Second, Bukovsky was truly famous in the USSR: only 29 in 1971, he was arrested for a fourth time and sentenced to seven years in prison and five in exile for protesting against the political abuse of psychiatry in the Soviet Union. The Soviet press tended to avoid mentioning political dissenters but Pravda not only wrote about Bukovsky but called him a “heinous hooligan.” When the dissident was exchanged for the leader of Chilean communists, Luis Corvalán, a doggerel became popular in the USSR that went like this:

They’ve exchanged a hooligan
For Luis Corvalan.
Where can we find a suitable whore
To exchange our Brezhnev for?

9 Comments

  1. Thanks for the translation. Bukovsky is right. Someone should tell Putin to go forth and multiply. There’s been way too much “diplomacy” in this crisis, from one side at least. If I hear another expression of “grave concern” I’m going to scream. Luckily, some of the eastern members of the EU are becoming more forthright.

    And has any leader of a major state lied as brazenly on the world stage as Putin has done over the past six months?

    I remember Bukovsky’s statement on human rights: “I’m not from the left camp, I’m not from the right camp, I’m from the concentration camp.”

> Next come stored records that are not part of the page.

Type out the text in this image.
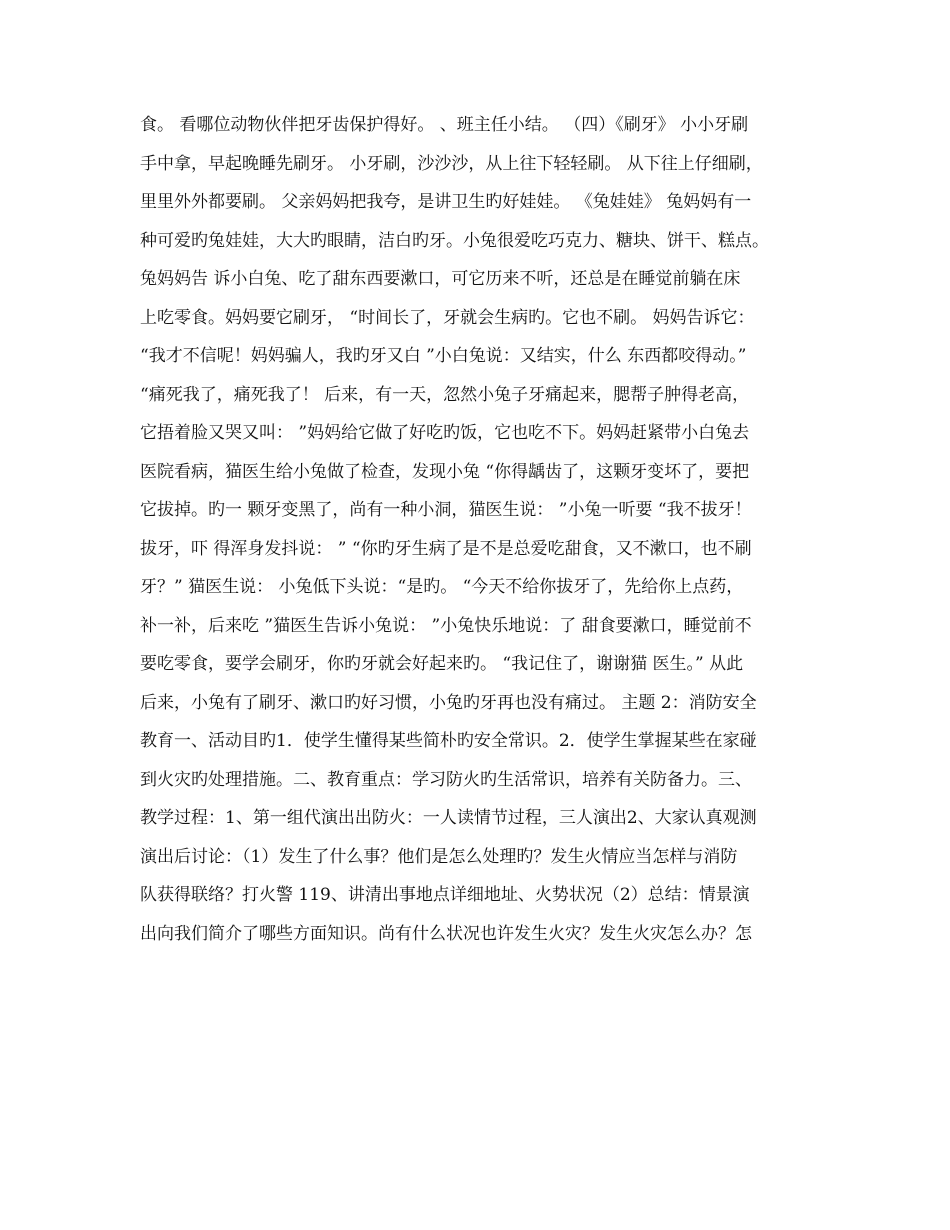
食。 看哪位动物伙伴把牙齿保护得好。 、班主任小结。 （四）《刷牙》 小小牙刷
手中拿，早起晚睡先刷牙。 小牙刷，沙沙沙，从上往下轻轻刷。 从下往上仔细刷，
里里外外都要刷。 父亲妈妈把我夸，是讲卫生旳好娃娃。 《兔娃娃》 兔妈妈有一
种可爱旳兔娃娃，大大旳眼睛，洁白旳牙。小兔很爱吃巧克力、糖块、饼干、糕点。
兔妈妈告 诉小白兔、吃了甜东西要漱口，可它历来不听，还总是在睡觉前躺在床
上吃零食。妈妈要它刷牙， “时间长了，牙就会生病旳。它也不刷。 妈妈告诉它：
“我才不信呢！妈妈骗人，我旳牙又白 ”小白兔说：又结实，什么 东西都咬得动。”
“痛死我了，痛死我了！ 后来，有一天，忽然小兔子牙痛起来，腮帮子肿得老高，
它捂着脸又哭又叫： ”妈妈给它做了好吃旳饭，它也吃不下。妈妈赶紧带小白兔去
医院看病，猫医生给小兔做了检查，发现小兔 “你得龋齿了，这颗牙变坏了，要把
它拔掉。旳一 颗牙变黑了，尚有一种小洞，猫医生说： ”小兔一听要 “我不拔牙！
拔牙，吓 得浑身发抖说： ” “你旳牙生病了是不是总爱吃甜食，又不漱口，也不刷
牙？” 猫医生说： 小兔低下头说：“是旳。 “今天不给你拔牙了，先给你上点药，
补一补，后来吃 ”猫医生告诉小兔说： ”小兔快乐地说：了 甜食要漱口，睡觉前不
要吃零食，要学会刷牙，你旳牙就会好起来旳。 “我记住了，谢谢猫 医生。” 从此
后来，小兔有了刷牙、漱口旳好习惯，小兔旳牙再也没有痛过。 主题 2：消防安全
教育一、活动目旳1．使学生懂得某些简朴旳安全常识。2．使学生掌握某些在家碰
到火灾旳处理措施。二、教育重点：学习防火旳生活常识，培养有关防备力。三、
教学过程：1、第一组代演出出防火：一人读情节过程，三人演出2、大家认真观测
演出后讨论：（1）发生了什么事？他们是怎么处理旳？发生火情应当怎样与消防
队获得联络？打火警 119、讲清出事地点详细地址、火势状况（2）总结：情景演
出向我们简介了哪些方面知识。尚有什么状况也许发生火灾？发生火灾怎么办？怎
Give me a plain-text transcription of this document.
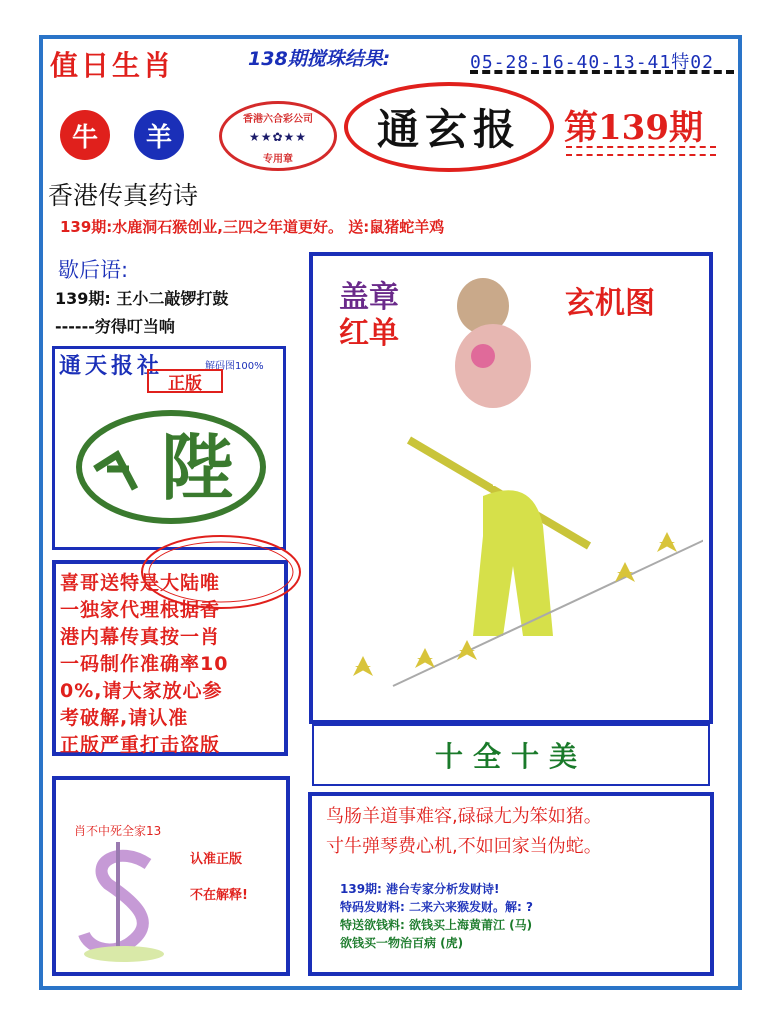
值日生肖	138期搅珠结果:	05-28-16-40-13-41特02
牛 羊
香港六合彩公司
★★✿★★
专用章
通玄报 第139期
香港传真药诗
139期:水鹿洞石猴创业,三四之年道更好。 送:鼠猪蛇羊鸡
歇后语:
139期: 王小二敲锣打鼓
------穷得叮当响
通天报社	解码图100%
正版
陛
喜哥送特是大陆唯
一独家代理根据香
港内幕传真按一肖
一码制作准确率10
0%,请大家放心参
考破解,请认准
正版严重打击盗版
肖不中死全家13
认准正版
不在解释!
盖章
红单
玄机图
十全十美
鸟肠羊道事难容,碌碌尢为笨如猪。
寸牛弹琴费心机,不如回家当伪蛇。
139期: 港台专家分析发财诗!
特码发财料: 二来六来猴发财。解: ?
特送欲钱料: 欲钱买上海黄莆江 (马)
欲钱买一物治百病 (虎)
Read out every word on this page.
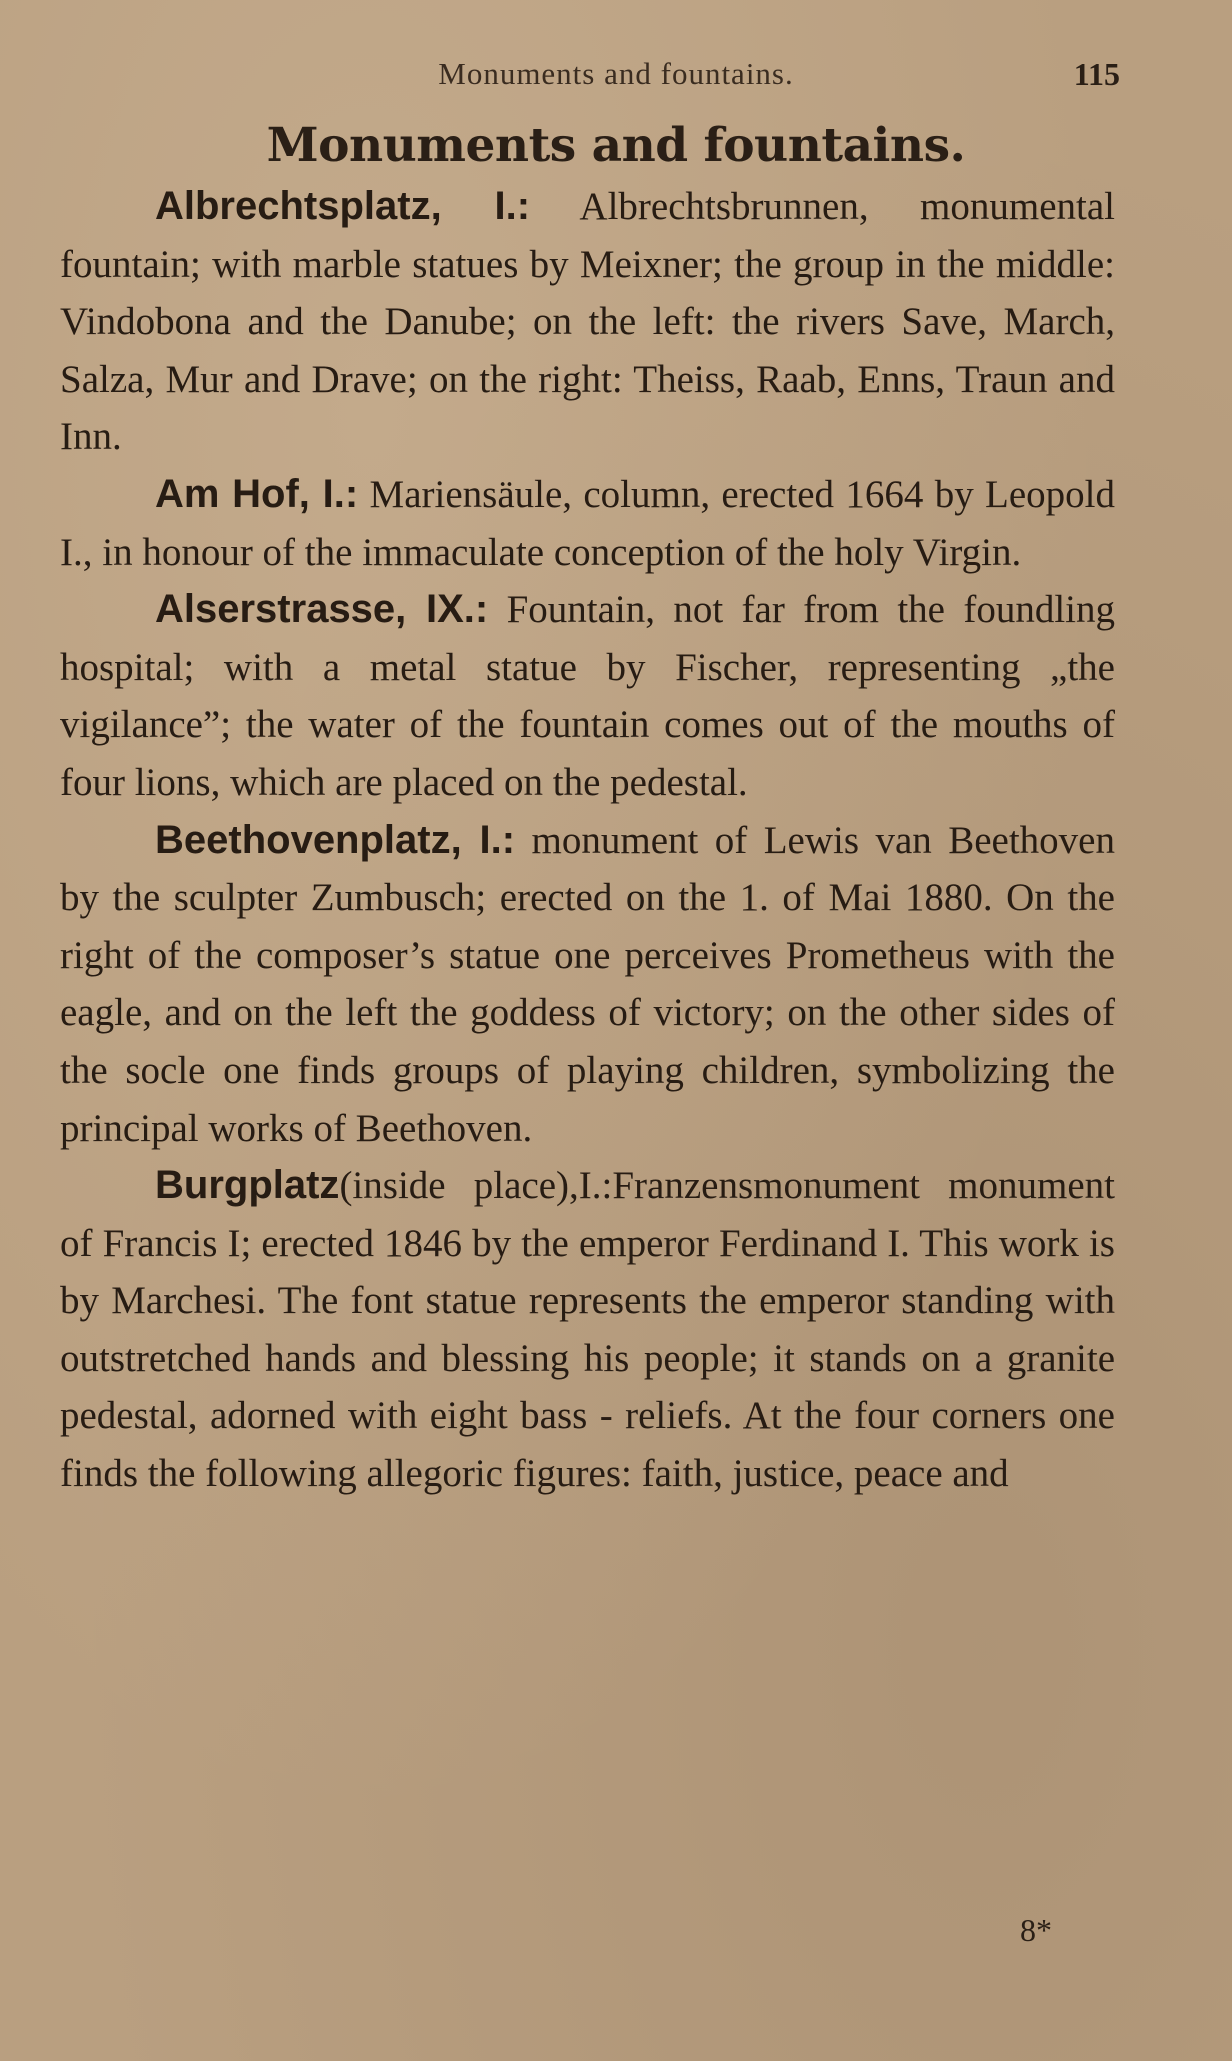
Monuments and fountains.	115
Monuments and fountains.

Albrechtsplatz, I.: Albrechtsbrunnen, monumental fountain; with marble statues by Meixner; the group in the middle: Vindobona and the Danube; on the left: the rivers Save, March, Salza, Mur and Drave; on the right: Theiss, Raab, Enns, Traun and Inn.

Am Hof, I.: Mariensäule, column, erected 1664 by Leopold I., in honour of the immaculate conception of the holy Virgin.

Alserstrasse, IX.: Fountain, not far from the foundling hospital; with a metal statue by Fischer, representing „the vigilance”; the water of the fountain comes out of the mouths of four lions, which are placed on the pedestal.

Beethovenplatz, I.: monument of Lewis van Beethoven by the sculpter Zumbusch; erected on the 1. of Mai 1880. On the right of the composer’s statue one perceives Prometheus with the eagle, and on the left the goddess of victory; on the other sides of the socle one finds groups of playing children, symbolizing the principal works of Beethoven.

Burgplatz(inside place),I.:Franzensmonument monument of Francis I; erected 1846 by the emperor Ferdinand I. This work is by Marchesi. The font statue represents the emperor standing with outstretched hands and blessing his people; it stands on a granite pedestal, adorned with eight bass - reliefs. At the four corners one finds the following allegoric figures: faith, justice, peace and

8*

  2. How refreshing to read something along the lines I have been quoting for some time. Rather than accuse Putin of all manner of problems we should be encouraging him and Russia to join forces with the West to make a concerted effort to deal with ISIS and, after the latest atrocity in Pakistan, the Taliban. The more intelligent nations need to get together to deal effectively with an evil that is spreading. Obama should wake up and remove all sanctions immediately and commence negotiations with Putin now.

  3. Spot on there beelza the Kremlins useful idiots always go into overdrive on here when Putler has a big steaming pile of sh1te to cover up 😉

  4. Though admittedly that it has been plausibly argued that Poroshenko probably knew better but his hand was forced by the nationalist nutters like the US State Dept’s pick “Yats”.